Collectors Are Selling the Present to Buy the Future. The Charts Prove It.
The market is selling the newest generation to buy the newest set, and the only cards actually climbing went out of print three years ago.
The chart everyone should be staring at this week shows collectors dumping the present to fund the future.
📉 The Generation Divergence
The Pokémon TCG market is splitting into three completely different stories.
According to Collectrics data through July 13, Sword & Shield has quietly climbed about 3% over the past month.
Scarlet & Violet has gone nowhere, sitting up just 0.2% after peaking around 1.5% in late June before fading steadily.
Then there’s Mega Evolution.
It’s down 8%.
The chart tells the story better than words.
Mega Evolution hovered around flat through June 18.
Then the selling started.
June 22: -1%
June 28: -3%
July 6: -6%
Today: -8%
That’s not a correction.
That’s a sustained exit.
The timing isn’t a coincidence.
Pitch Black launches this Friday, July 17, while prerelease events ran from July 4–12—almost perfectly matching the sharpest part of the decline.
Collectors are doing what they always do before a marquee release.
Raise cash.
Clear binder space.
Sell today’s singles to buy tomorrow’s chase cards.
The chart isn’t predicting behavior.
It’s recording it.
📈 Last Week’s Gainer: Rayquaza VMAX (Evolving Skies)
Sometimes scarcity wins.
Rayquaza VMAX Secret Rare from Evolving Skies led last week’s gainers, rising 11.9%, according to PulseTCG UK market data.
Close behind was the Meganium Staff Promo, climbing 14.7% to £87.86.

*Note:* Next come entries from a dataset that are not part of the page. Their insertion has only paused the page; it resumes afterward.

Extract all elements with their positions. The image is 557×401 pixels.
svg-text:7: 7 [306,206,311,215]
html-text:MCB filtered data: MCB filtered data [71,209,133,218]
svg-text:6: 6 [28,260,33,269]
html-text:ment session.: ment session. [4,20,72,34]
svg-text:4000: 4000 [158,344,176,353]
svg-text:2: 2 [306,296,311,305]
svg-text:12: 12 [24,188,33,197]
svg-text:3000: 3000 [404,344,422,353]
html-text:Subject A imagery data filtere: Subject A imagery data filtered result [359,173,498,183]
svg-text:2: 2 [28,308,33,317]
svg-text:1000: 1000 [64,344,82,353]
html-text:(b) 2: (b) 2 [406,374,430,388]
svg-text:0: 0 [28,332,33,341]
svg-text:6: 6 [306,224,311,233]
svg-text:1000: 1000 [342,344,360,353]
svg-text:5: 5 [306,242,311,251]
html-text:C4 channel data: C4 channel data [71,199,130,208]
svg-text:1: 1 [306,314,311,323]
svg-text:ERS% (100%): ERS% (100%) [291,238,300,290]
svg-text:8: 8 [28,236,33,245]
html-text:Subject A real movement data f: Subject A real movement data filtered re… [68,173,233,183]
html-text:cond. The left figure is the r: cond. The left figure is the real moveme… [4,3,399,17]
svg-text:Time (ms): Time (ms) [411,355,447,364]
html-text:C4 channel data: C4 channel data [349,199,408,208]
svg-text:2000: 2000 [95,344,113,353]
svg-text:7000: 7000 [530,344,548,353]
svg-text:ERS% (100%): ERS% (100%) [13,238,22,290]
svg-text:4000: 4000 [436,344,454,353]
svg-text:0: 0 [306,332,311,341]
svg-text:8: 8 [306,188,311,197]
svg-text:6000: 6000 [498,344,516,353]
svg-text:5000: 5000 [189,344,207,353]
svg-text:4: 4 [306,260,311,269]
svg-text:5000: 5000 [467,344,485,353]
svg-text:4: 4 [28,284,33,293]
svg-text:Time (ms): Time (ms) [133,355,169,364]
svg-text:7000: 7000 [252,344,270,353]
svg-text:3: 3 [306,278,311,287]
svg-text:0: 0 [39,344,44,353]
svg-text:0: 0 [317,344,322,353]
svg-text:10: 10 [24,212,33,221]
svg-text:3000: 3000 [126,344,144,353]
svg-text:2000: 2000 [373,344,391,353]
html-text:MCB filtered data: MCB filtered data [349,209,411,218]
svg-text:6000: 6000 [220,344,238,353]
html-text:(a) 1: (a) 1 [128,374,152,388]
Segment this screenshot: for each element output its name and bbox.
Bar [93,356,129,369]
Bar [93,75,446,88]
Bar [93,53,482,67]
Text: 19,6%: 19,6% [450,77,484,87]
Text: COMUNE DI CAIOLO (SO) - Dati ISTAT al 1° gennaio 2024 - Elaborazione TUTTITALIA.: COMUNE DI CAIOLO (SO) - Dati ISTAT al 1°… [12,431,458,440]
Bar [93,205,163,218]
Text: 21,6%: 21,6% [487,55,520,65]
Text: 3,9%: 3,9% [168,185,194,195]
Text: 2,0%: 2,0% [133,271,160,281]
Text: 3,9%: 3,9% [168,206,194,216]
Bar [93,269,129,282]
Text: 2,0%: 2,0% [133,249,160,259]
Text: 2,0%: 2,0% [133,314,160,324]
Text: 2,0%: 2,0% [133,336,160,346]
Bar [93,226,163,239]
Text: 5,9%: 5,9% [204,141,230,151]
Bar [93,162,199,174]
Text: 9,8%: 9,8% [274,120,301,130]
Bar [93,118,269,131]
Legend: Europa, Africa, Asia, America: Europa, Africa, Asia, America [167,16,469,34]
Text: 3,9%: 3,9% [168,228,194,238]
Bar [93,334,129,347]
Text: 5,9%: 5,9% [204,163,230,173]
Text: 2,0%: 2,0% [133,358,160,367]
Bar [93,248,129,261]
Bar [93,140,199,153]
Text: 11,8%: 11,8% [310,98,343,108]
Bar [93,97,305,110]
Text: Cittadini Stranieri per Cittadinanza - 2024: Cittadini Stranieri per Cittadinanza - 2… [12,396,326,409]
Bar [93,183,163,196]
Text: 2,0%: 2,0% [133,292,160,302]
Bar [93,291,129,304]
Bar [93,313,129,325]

Rayquaza perfectly captures the Sword & Shield story.
Evolving Skies has been out of print for years.
No new supply is coming.
Every graded copy locked into a collection means one fewer available on the open market.
As excitement pulls money away from current releases, a portion of that capital naturally rotates toward proven scarcity.
That’s not speculation.
That’s supply doing exactly what supply is supposed to do.
📉 Last Week’s Loser: Squirtle 170/165 (Scarlet & Violet 151)
The biggest declines came from a familiar place.
Squirtle 170/165 Illustration Rare from Scarlet & Violet 151 fell 10.8% to £94.73, while Meowth ex matched the same decline.
Two of the week’s five biggest losers came from 151 alone.
Pitch Black isn’t the only reason.
A massive retail restock is hitting shelves.
More than one million Destined Rivals units and over two million special collections are arriving at Costco, Sam’s Club, and major retailers.
Premiums built on temporary scarcity disappear quickly once supply returns.
One card, however, deserves its own category.
Charmander slipped 9.7% to £67.75, despite remaining a staple in competitive Charizard ex lists.
That’s market rotation—not weakening demand.
For players building the deck, that’s exactly the kind of pullback worth watching.
🔮 This Week’s Prediction
Every modern Pokémon release follows roughly the same script.
The biggest chase card explodes during launch week.
Then reality arrives.
This time, the spotlight belongs to Mega Darkrai ex.
Historically, premium chase cards trade 30–50% above their eventual market price during the first couple of weeks after release.
We saw it with Prismatic Evolutions.
We saw it with Destined Rivals.
We’ll probably see it again on Friday.
That doesn’t mean Mega Darkrai won’t become an elite card.
It simply means patience usually outperforms FOMO.
Meanwhile, Sword & Shield should continue doing what it’s quietly done for months.
Grinding higher.
Because no matter how much excitement surrounds Pitch Black…
Nobody is printing another box of Evolving Skies.
🗓️ The Calendar Anchor
Pitch Black officially releases Friday, July 17.
But collectors already have another date circled.
The 30th Anniversary Celebration set is expected around September 16, featuring a simultaneous worldwide launch and an all-holo, six-card pack format.
That’s where many summer hobby budgets are ultimately headed.
Which helps explain why today’s singles continue to soften.
The market isn’t just buying the next release anymore.
It’s already budgeting for the one after that.
🎴 Final Thoughts
The Pokémon market isn’t weak.
It’s rotating.
Collectors are selling liquidity to chase excitement.
Investors are buying scarcity while everyone else is distracted.
The newest cards may dominate social media this week.
The oldest modern cards are still quietly winning on the charts.
Sometimes the smartest move in the hobby…
…is buying what nobody can print anymore.